The SIF compensates injured employees who have proven a previous qualifying injury, a second compensable work injury, and permanent disability resulting from each. In effect, the current employer is responsible only for the portion of disability attributable to the injury occurring during their employ; SIF assumes responsibility for the remainder of total disability.
Claimant Nancy Milbrandt filed a petition alleging a work related cumulative injury to her left and right arms and hands as of November 26, 2019. In addition to the employer and insurance carrier, the petition stated a claim against the Second Injury Fund of Iowa. Prior to the arbitration hearing, the claimant entered into a compromise settlement agreement with SIF, which was approved by the Workers’ Compensation Commissioner.

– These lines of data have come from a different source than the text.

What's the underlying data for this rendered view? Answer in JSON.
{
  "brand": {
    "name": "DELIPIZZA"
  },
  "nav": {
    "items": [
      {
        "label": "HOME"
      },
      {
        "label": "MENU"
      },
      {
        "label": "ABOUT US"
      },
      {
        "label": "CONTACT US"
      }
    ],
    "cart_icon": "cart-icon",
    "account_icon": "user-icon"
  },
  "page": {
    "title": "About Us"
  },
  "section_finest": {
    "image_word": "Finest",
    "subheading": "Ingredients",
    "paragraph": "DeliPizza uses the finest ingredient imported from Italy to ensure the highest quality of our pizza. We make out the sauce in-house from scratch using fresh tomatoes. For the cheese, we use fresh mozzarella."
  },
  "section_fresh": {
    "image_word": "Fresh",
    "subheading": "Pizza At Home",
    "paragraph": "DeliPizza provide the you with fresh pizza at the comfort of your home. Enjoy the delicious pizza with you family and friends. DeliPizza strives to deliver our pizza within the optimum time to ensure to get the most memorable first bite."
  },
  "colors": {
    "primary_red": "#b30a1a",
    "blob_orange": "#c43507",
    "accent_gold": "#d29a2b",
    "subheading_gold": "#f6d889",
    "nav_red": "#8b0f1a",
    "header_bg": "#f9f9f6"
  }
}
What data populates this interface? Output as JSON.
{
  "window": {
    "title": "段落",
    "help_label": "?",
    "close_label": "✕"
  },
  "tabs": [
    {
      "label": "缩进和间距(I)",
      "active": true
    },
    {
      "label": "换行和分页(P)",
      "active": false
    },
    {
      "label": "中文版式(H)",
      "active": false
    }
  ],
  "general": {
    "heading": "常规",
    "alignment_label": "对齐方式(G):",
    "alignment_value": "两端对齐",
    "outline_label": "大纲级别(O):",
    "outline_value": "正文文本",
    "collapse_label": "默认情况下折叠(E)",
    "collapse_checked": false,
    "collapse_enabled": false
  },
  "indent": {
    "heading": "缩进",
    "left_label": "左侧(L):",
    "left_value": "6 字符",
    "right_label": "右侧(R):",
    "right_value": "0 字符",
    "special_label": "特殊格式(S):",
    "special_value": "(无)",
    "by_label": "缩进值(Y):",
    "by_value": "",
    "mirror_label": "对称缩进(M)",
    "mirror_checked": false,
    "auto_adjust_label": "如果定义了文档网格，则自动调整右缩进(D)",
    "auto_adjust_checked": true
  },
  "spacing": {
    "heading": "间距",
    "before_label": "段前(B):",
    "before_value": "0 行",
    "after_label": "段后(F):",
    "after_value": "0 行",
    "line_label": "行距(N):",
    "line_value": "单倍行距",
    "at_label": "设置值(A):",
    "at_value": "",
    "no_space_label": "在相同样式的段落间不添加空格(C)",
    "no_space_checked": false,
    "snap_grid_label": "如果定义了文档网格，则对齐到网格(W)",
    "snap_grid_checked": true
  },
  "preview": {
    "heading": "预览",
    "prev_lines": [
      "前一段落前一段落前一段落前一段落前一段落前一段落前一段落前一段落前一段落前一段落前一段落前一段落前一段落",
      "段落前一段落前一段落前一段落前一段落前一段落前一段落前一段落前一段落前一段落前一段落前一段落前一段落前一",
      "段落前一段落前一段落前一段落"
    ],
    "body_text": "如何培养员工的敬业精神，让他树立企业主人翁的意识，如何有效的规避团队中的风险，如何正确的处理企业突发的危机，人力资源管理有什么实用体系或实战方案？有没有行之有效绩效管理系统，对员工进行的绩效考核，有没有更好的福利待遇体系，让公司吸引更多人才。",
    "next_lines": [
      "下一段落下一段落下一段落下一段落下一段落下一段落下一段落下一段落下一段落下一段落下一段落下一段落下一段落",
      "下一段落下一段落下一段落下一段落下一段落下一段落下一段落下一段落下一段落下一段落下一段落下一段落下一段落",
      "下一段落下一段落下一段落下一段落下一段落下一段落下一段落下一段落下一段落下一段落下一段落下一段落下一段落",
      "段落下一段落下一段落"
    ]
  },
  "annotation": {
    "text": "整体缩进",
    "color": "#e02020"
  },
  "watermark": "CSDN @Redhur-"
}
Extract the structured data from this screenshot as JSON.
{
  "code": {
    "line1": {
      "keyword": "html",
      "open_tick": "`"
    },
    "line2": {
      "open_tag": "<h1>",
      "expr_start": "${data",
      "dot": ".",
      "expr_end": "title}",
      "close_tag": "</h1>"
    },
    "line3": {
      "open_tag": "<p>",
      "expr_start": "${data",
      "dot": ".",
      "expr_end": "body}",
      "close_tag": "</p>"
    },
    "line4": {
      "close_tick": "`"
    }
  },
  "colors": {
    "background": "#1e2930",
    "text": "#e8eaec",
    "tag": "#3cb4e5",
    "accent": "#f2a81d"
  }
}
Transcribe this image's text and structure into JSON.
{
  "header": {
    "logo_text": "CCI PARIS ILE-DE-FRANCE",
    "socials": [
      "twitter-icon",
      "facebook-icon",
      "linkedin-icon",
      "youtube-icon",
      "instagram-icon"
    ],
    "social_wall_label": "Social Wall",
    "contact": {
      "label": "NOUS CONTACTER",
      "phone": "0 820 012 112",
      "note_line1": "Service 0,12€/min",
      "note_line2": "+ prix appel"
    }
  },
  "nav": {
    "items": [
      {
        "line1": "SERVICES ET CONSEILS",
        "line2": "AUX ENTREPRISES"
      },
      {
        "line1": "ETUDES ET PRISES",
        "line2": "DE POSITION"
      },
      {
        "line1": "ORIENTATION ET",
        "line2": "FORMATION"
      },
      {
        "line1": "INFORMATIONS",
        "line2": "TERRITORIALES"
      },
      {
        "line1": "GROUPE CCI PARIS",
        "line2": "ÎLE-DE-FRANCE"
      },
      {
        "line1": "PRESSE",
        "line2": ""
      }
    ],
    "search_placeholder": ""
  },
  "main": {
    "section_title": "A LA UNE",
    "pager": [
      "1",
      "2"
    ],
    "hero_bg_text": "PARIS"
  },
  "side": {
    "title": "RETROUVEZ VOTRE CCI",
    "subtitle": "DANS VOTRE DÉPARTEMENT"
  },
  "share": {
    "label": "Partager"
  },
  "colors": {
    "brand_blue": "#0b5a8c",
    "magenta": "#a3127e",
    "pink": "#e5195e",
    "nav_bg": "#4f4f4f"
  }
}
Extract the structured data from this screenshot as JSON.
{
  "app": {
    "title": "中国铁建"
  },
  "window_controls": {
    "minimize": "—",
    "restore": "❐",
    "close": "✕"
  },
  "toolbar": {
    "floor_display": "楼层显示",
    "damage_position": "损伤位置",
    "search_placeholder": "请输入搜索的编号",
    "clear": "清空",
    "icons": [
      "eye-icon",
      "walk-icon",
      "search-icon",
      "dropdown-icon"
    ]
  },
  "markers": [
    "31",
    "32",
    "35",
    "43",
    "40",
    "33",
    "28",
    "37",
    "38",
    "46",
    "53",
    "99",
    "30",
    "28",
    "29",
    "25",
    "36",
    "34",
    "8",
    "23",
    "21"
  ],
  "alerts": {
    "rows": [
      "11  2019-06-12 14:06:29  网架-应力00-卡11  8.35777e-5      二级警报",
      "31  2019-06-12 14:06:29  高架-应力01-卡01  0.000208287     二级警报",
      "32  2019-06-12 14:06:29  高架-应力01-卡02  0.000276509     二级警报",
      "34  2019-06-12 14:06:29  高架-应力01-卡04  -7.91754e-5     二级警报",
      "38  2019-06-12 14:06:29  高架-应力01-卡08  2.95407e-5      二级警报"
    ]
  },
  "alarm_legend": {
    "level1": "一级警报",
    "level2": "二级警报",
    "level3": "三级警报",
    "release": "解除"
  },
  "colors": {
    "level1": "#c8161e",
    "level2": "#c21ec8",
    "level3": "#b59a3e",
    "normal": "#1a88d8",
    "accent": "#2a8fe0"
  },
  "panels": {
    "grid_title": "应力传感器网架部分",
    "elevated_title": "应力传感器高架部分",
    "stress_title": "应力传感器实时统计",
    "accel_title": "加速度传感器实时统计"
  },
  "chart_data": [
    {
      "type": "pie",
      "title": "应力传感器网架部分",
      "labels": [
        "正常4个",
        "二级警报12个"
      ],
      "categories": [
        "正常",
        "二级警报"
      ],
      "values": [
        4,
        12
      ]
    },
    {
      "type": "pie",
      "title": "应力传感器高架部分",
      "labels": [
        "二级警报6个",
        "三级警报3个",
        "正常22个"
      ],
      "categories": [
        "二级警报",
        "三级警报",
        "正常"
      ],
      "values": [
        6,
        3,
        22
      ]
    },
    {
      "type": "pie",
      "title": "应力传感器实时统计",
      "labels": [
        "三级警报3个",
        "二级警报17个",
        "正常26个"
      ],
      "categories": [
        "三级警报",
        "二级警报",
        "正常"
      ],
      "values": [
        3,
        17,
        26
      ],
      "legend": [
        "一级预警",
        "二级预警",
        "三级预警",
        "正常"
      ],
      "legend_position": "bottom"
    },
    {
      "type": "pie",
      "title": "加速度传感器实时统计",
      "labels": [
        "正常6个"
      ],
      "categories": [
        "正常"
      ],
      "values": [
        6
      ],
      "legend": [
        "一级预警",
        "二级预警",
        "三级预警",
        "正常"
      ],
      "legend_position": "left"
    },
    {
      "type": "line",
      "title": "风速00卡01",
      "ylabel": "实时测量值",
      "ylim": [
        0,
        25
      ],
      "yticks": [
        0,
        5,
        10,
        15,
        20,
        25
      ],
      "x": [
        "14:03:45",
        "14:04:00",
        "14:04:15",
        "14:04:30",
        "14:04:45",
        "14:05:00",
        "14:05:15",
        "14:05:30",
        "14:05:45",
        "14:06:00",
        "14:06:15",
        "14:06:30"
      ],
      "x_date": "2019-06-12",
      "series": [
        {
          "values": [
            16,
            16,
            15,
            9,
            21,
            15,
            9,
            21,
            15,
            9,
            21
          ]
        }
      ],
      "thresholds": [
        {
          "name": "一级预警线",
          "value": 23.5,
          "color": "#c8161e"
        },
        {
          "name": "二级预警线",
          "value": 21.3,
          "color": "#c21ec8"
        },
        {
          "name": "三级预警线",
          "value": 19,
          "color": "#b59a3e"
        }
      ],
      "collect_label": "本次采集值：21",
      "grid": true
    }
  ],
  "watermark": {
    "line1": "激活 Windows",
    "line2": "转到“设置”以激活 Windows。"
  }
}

The subject of the settlement included the November 26, 2019 injury occurring with the defendant employer. As such, the employer argued that once the settlement was approved, the Commissioner lacked jurisdiction over the case. Claimant argued that the settlement was a contract binding only the parties—her and the SIF—and the case against her employer should still proceed to hearing.
The Deputy Commissioner focused on the language of Iowa Code Section 85.35(9): “an approved compromise settlement shall constitute a final bar to any further rights arising under this chapter . . . regarding the subject matter of the compromise . . . .” The Iowa Supreme Court had previously interpreted this language broadly. Accordingly, a previous decision by the Commissioner found that as a matter of law, a settlement with the SIF operated to deprive the agency of jurisdiction, meaning a claimant cannot re-litigate the same injury against the employer that was the subject of the settlement. This is true even when the parties include language attempting to preserve further claims against other defendants.
Since the date of injury against the employer was part of the subject matter of the approved settlement with the SIF, Claimant Milbrandt had no further rights under the workers’ compensation code. Employers and their insurance carriers should be aware their liability may be affected if the SIF is a co-defendant. However, this holding may affect claimants’ willingness to enter into settlement negotiations.
Peddicord Wharton will continue to monitor case law on this issue.